I mentioned before that Mainwaring’s opinion on this topic is considerably unique. This is because he himself is, in fact, gay. It was not only the fact that Mainwaring decided to mention this, but also the juxtaposition of this statement that was mildly infuriating to me. To me, placing the fact that he is gay directly after his statements defending the people who signed the petition is a bit like an African-American saying “I think blacks should be subject to a lower standard of living than whites…and it’s okay for me to think this because I’m black! If a black person were to say this today, this would be considered socially unacceptable from nearly every person in this country, and it should be the same for Mainwaring and all other gays.
It’s extremely difficult for me to even begin to wrap my head around how Mainwaring can even have this opinion. How he can blatantly undermine the oppressed minority he has categorized himself into, simply because “we should not attempt to force into an old construct something that was never meant for same-sex partnerships” is appalling.
Mainwaring believes that simply because the term “marriage” has meant one thing for the past two hundred years, it simply cannot be open to interpretation, like many other dated laws. So many different sections of the constitution have been twisted and bent toward various opinions, just as the following should be. All persons born or naturalized in the United States, and subject to the jurisdiction thereof, are citizens of the United States and of the State wherein they reside.
No State shall make or enforce any law which shall abridge the privileges or immunities of citizens of the United States; nor shall any State deprive any person of life, liberty, or property, without due process of law; nor deny to any person within its jurisdiction the equal protection of the laws. The argument that Mainwaring is trying to make is ill-supported and weak. It is less credible that the late 1920’s “Separate but Equal” mantra, considering civil unions, which Mainwaring proposes for gays, are in no way even close to being equal to a “traditional” marriage.

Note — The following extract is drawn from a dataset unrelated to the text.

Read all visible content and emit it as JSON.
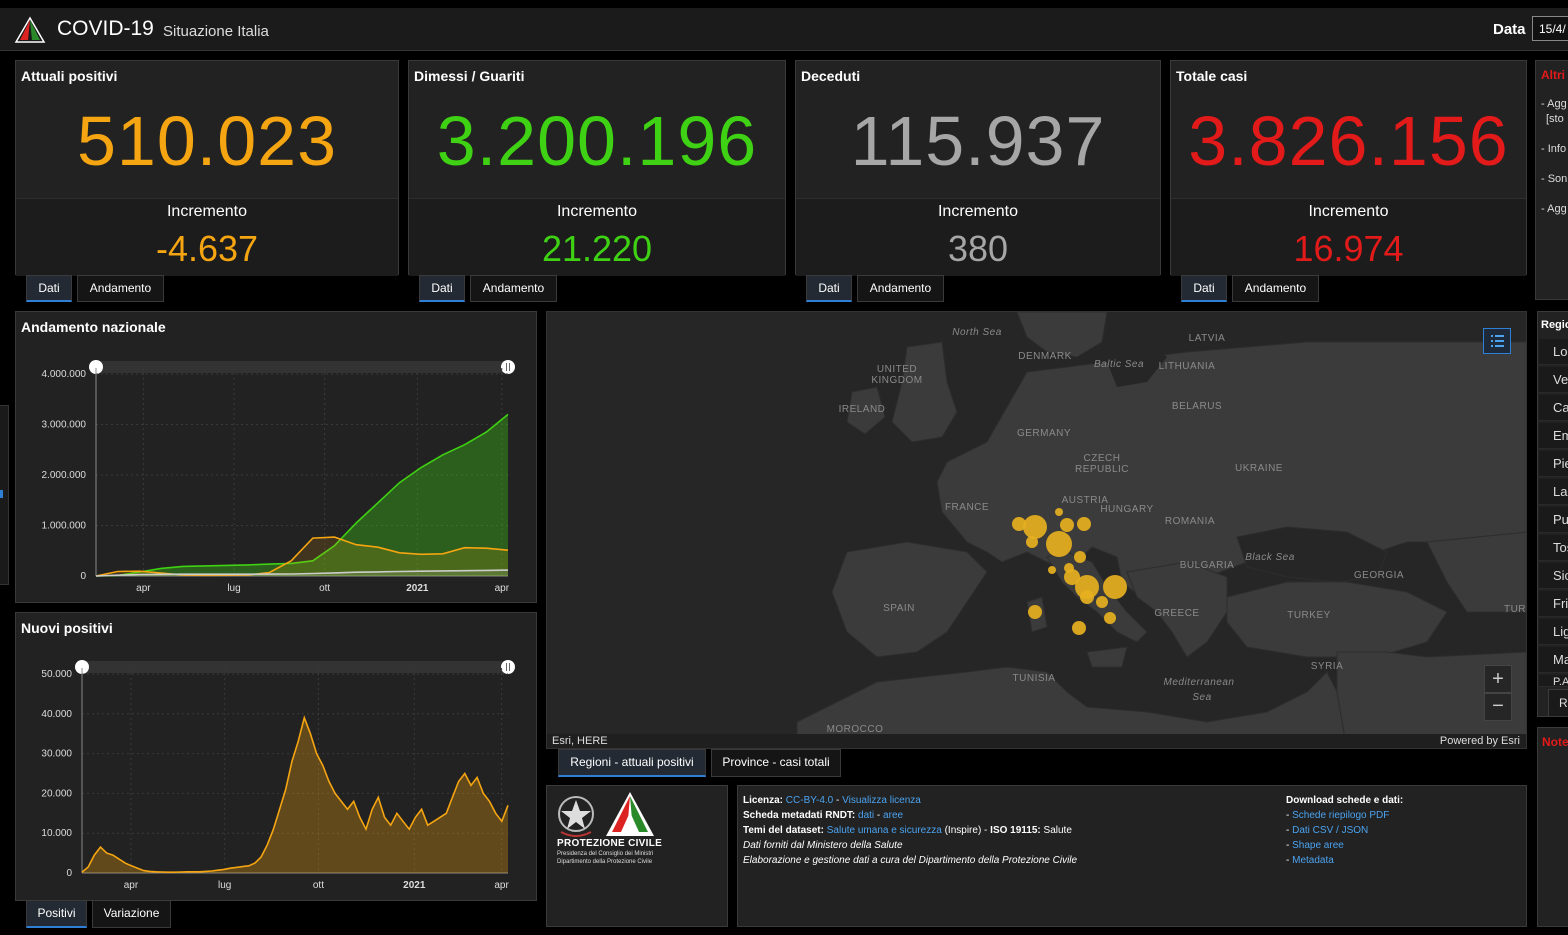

Before the Civil Rights Movement, many people were raised to believe that blacks were meant to be inferior. However, as awareness arose, people began to realize that this simply is not true; under the eyes of the law, there should be virtually no difference between a black person and a white person. Likewise, there should be no difference between a gay or a straight couple. A civil union is in no way a reasonable alternative for gays, and if us as Americans were to make that statement the new “traditional”, there one day in the future may be no limits on the term “marriage”.